Incidentally, we enjoyed the chutzpah of Nick Clegg's claim, made in the Guardian and other places, that because only 2 per cent of the electorate outside the big two in 1951, things are actually on an upward trend.
Historical pedants will of course point out that Clegg has ignored the fact that another 4 per cent of the vote in 1951 went to the National Liberal party, a Liberal splinter group which was in coalition with the Conservatives.
But comparing to random dates in the distant past can produce any result you want.
If you take 1918 as your base year, when Labour and Conservative won just 52 per cent of the vote between them, then the trend ever since has been down.
The verdict
No-one can deny that a poll rating of 17 per cent is worse than the party's election result in 2005.
But thus far the Lib Dems have not been 'squeezed' any further than their recent historical baseline, of about 17 per cent.
So it's not backsliding, it's just business as usual.
This will come as no comfort to members of the party faithful who hoped to move forward from the 2005 result, not back. Nor will it please the MPs who won their seats for the first time that year, and risk losing them at the next election.

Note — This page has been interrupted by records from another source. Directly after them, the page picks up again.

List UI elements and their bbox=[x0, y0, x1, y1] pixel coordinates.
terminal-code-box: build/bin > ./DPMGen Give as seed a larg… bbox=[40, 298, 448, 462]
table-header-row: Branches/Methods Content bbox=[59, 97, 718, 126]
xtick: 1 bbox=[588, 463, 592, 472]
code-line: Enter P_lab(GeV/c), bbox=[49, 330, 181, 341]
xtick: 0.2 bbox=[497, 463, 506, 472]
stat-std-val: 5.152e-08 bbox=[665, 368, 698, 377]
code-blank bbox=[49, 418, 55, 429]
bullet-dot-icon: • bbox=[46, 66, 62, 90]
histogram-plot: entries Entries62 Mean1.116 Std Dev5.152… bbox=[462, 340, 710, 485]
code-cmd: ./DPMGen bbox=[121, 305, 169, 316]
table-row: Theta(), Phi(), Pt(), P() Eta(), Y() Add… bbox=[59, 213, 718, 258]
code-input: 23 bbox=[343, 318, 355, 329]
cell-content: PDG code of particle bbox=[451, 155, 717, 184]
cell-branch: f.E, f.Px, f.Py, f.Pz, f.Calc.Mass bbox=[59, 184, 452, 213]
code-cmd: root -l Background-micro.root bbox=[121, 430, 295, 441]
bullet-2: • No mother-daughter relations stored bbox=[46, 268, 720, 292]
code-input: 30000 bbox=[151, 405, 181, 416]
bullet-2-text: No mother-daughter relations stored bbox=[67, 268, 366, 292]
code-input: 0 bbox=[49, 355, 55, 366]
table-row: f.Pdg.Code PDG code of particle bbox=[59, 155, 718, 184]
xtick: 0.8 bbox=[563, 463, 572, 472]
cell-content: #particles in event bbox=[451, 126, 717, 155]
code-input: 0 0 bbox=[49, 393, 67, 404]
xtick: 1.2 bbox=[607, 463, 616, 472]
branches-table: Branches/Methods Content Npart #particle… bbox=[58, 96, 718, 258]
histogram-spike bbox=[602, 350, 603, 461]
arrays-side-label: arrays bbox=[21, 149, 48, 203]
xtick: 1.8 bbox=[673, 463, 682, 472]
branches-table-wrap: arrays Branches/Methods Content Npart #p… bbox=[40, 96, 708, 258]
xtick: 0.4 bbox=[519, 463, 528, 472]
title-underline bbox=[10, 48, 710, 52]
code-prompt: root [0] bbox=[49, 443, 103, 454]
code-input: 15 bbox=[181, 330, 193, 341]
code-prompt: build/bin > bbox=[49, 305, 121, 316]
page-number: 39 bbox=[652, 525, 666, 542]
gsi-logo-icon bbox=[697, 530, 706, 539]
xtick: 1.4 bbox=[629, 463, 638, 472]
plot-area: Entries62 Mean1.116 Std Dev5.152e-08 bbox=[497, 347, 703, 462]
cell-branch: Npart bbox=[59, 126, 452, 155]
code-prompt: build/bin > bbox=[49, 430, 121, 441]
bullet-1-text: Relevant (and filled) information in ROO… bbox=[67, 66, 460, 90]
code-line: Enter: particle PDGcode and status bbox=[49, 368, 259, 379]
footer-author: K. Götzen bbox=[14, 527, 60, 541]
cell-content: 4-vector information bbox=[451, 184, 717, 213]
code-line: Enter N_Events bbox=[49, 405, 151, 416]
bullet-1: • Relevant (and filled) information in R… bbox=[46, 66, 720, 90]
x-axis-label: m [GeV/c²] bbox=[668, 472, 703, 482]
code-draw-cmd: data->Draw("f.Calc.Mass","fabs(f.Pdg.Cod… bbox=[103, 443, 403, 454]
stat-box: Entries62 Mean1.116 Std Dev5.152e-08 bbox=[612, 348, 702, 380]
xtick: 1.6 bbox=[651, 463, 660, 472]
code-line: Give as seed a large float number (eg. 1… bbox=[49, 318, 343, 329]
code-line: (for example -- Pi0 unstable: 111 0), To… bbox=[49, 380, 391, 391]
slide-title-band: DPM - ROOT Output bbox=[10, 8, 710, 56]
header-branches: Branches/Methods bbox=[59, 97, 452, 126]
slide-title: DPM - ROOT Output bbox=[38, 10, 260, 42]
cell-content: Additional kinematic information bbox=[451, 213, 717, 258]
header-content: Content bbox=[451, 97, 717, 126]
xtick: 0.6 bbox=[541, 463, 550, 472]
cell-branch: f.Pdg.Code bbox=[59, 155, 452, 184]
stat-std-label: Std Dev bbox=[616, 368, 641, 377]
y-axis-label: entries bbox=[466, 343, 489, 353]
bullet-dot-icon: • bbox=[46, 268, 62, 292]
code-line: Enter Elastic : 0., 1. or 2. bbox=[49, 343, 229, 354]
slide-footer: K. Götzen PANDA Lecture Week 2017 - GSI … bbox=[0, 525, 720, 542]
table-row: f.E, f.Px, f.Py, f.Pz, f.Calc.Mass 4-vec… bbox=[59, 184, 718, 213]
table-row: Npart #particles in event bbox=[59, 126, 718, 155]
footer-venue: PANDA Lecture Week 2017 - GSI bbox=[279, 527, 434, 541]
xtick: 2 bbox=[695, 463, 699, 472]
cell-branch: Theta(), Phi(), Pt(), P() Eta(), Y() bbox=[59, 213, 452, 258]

So the Lib Dems are being squeezed. But if you take the polls as a guide, they are no more irrelevant today than they were in 1992, or 1997.
As for Nick Cleggs's claim that the era of two party politics is over - that's demonstrably true. But that's been true since Labour contested its first general election in 1906.
How ratings work
Every time a FactCheck article is published we'll give it a rating from zero to five.
The lower end of the scale indicates that the claim in question largerly checks out, while the upper end of the scale suggests misrepresentation, exaggeration, a massaging of statistics and/or language.
In the unlikely event that we award a 5 out of 5, our factcheckers have concluded that the claim under examination has absolutely no basis in fact.